Now that Alden Capital owns what's left of the paper their focus is sucking every penny out of the shell that is left. The just announced increase in the price of the digital edition to $44.00 per month was the last straw for me. I am cancelling my subscription on Monday. I will no longer help fund their lust for cash.
I have many reasons for this decision. They have been building up over the last few years. The price increase, though, is the straw that broke the camel's back.
I frequently have had issues with the digital edition arriving (the pdf form) improperly formatted. Columns/stories would not open. Stories that were across multiple pages did not open in one document. Whole sections of the paper were not in the digital edition they email me daily (often the comics/puzzles). Alerts to their customer service people might get a response in a few days (well after the edition I was alerting them too was stale).
Alden fired or forced out almost all the columnists, reviewers, critics, and editorial opinion writers. There still are many quality people writing for the Tribune but they are a skeleton of what used to be a robust source of news and culture.
They started to fill the daily editions with reprints from the AP, NY Times, LA Times, etc. (I already see most of those in the NYT digital subscription I have). I will not longer pay to see the same stories reprinted in the ChiTrib that I have already read in the original source (the reprints are always a few days later than the original).
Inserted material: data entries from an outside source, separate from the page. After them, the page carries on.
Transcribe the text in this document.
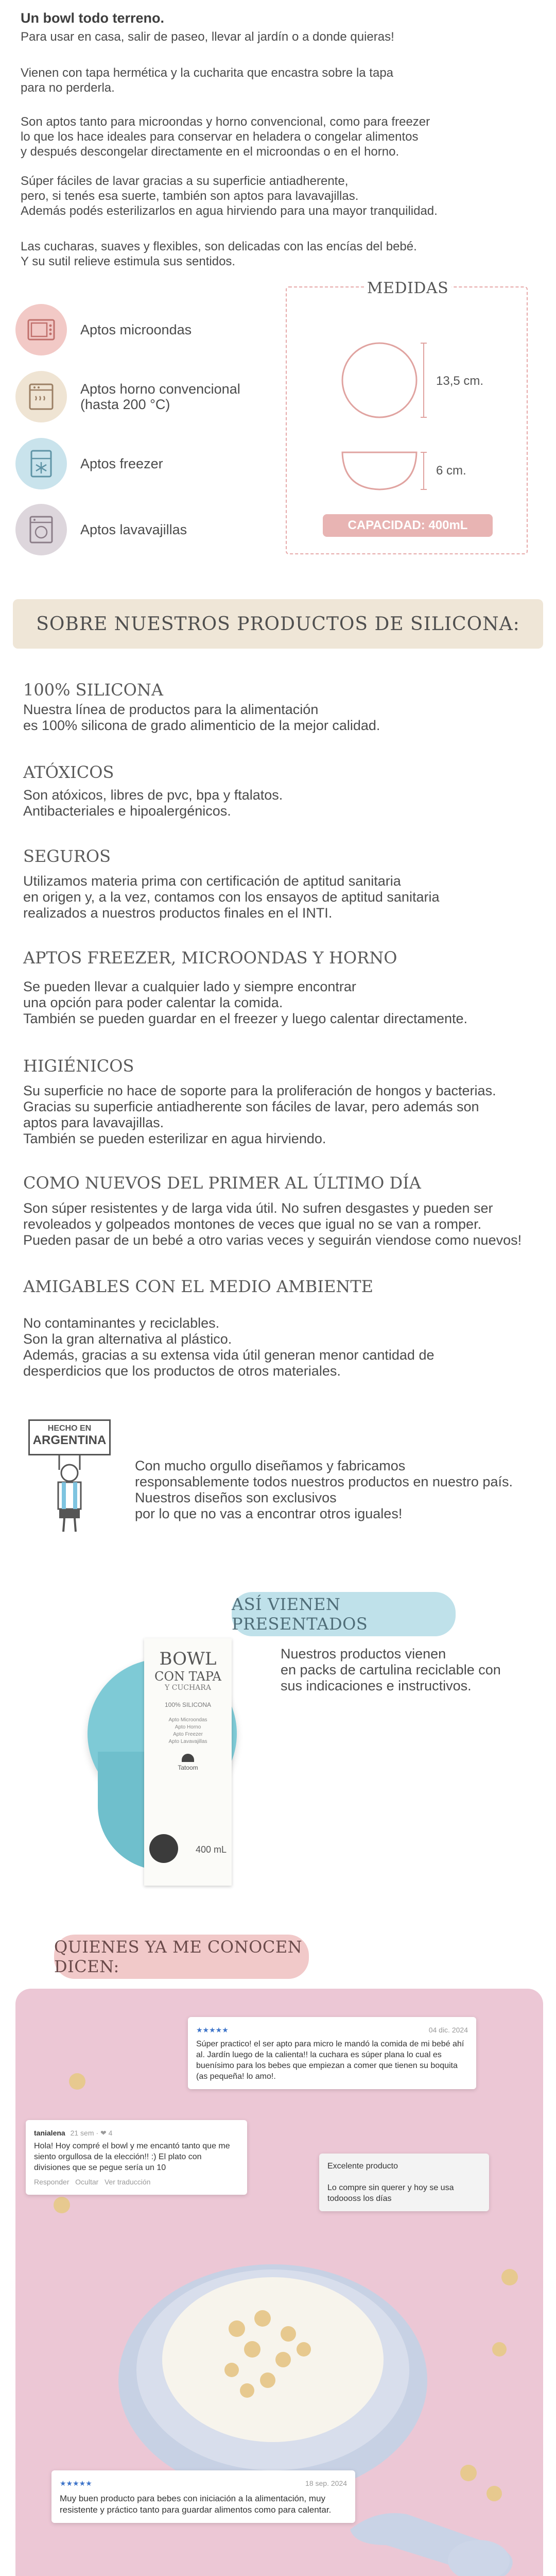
Un bowl todo terreno.
Para usar en casa, salir de paseo, llevar al jardín o a donde quieras!
Vienen con tapa hermética y la cucharita que encastra sobre la tapa
para no perderla.
Son aptos tanto para microondas y horno convencional, como para freezer
lo que los hace ideales para conservar en heladera o congelar alimentos
y después descongelar directamente en el microondas o en el horno.
Súper fáciles de lavar gracias a su superficie antiadherente,
pero, si tenés esa suerte, también son aptos para lavavajillas.
Además podés esterilizarlos en agua hirviendo para una mayor tranquilidad.
Las cucharas, suaves y flexibles, son delicadas con las encías del bebé.
Y su sutil relieve estimula sus sentidos.
Aptos microondas
Aptos horno convencional
(hasta 200 °C)
Aptos freezer
Aptos lavavajillas
MEDIDAS
13,5 cm.
6 cm.
CAPACIDAD: 400mL
SOBRE NUESTROS PRODUCTOS DE SILICONA:
100% SILICONA
Nuestra línea de productos para la alimentación
es 100% silicona de grado alimenticio de la mejor calidad.
ATÓXICOS
Son atóxicos, libres de pvc, bpa y ftalatos.
Antibacteriales e hipoalergénicos.
SEGUROS
Utilizamos materia prima con certificación de aptitud sanitaria
en origen y, a la vez, contamos con los ensayos de aptitud sanitaria
realizados a nuestros productos finales en el INTI.
APTOS FREEZER, MICROONDAS Y HORNO
Se pueden llevar a cualquier lado y siempre encontrar
una opción para poder calentar la comida.
También se pueden guardar en el freezer y luego calentar directamente.
HIGIÉNICOS
Su superficie no hace de soporte para la proliferación de hongos y bacterias.
Gracias su superficie antiadherente son fáciles de lavar, pero además son
aptos para lavavajillas.
También se pueden esterilizar en agua hirviendo.
COMO NUEVOS DEL PRIMER AL ÚLTIMO DÍA
Son súper resistentes y de larga vida útil. No sufren desgastes y pueden ser
revoleados y golpeados montones de veces que igual no se van a romper.
Pueden pasar de un bebé a otro varias veces y seguirán viendose como nuevos!
AMIGABLES CON EL MEDIO AMBIENTE
No contaminantes y reciclables.
Son la gran alternativa al plástico.
Además, gracias a su extensa vida útil generan menor cantidad de
desperdicios que los productos de otros materiales.
HECHO EN
ARGENTINA
Con mucho orgullo diseñamos y fabricamos
responsablemente todos nuestros productos en nuestro país.
Nuestros diseños son exclusivos
por lo que no vas a encontrar otros iguales!
ASÍ VIENEN PRESENTADOS
Nuestros productos vienen
en packs de cartulina reciclable con
sus indicaciones e instructivos.
BOWL
CON TAPA
Y CUCHARA
100% SILICONA
Apto Microondas
Apto Horno
Apto Freezer
Apto Lavavajillas
Tatoom
400 mL
QUIENES YA ME CONOCEN DICEN:
★★★★★	04 dic. 2024
Súper practico! el ser apto para micro le mandó la comida de mi bebé ahí al. Jardín luego de la calienta!! la cuchara es súper plana lo cual es buenísimo para los bebes que empiezan a comer que tienen su boquita (as pequeña! lo amo!.
tanialena 21 sem · ❤ 4
Hola! Hoy compré el bowl y me encantó tanto que me siento orgullosa de la elección!! :) El plato con divisiones que se pegue sería un 10
Responder   Ocultar   Ver traducción
Excelente producto
Lo compre sin querer y hoy se usa todoooss los días
★★★★★	18 sep. 2024
Muy buen producto para bebes con iniciación a la alimentación, muy resistente y práctico tanto para guardar alimentos como para calentar.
I am guessing this delayed reprinting is required by the contract for using another paper's content.
Alden turned the Trib into a joke. It is not a newspaper any longer. It is masquerading as a newspaper while serving only one need: satisfying Alden Capital's unrelenting greed. They now expect me to pay $528 per year for the paper. The NYT costs $328 per year for full access (the paper, the Sunday extras, food and cooking, Wirecutter (product reviews), etc.). The price of the ChiTrib, by comparison, is a rip off.
I am not alone. Many of the people I know and see regularly are fed up too. We have moved to the Chicago Sun-Times for local reporting (they work on a donation model). I suspect Alden will see a wave of cancellations in the coming weeks. I am sorry for the hard working employees who still try to put out a quality product every day. Despite my warm feelings for the workers and their plight my 50 year relationship with the ChiTrib ends in 48 hours.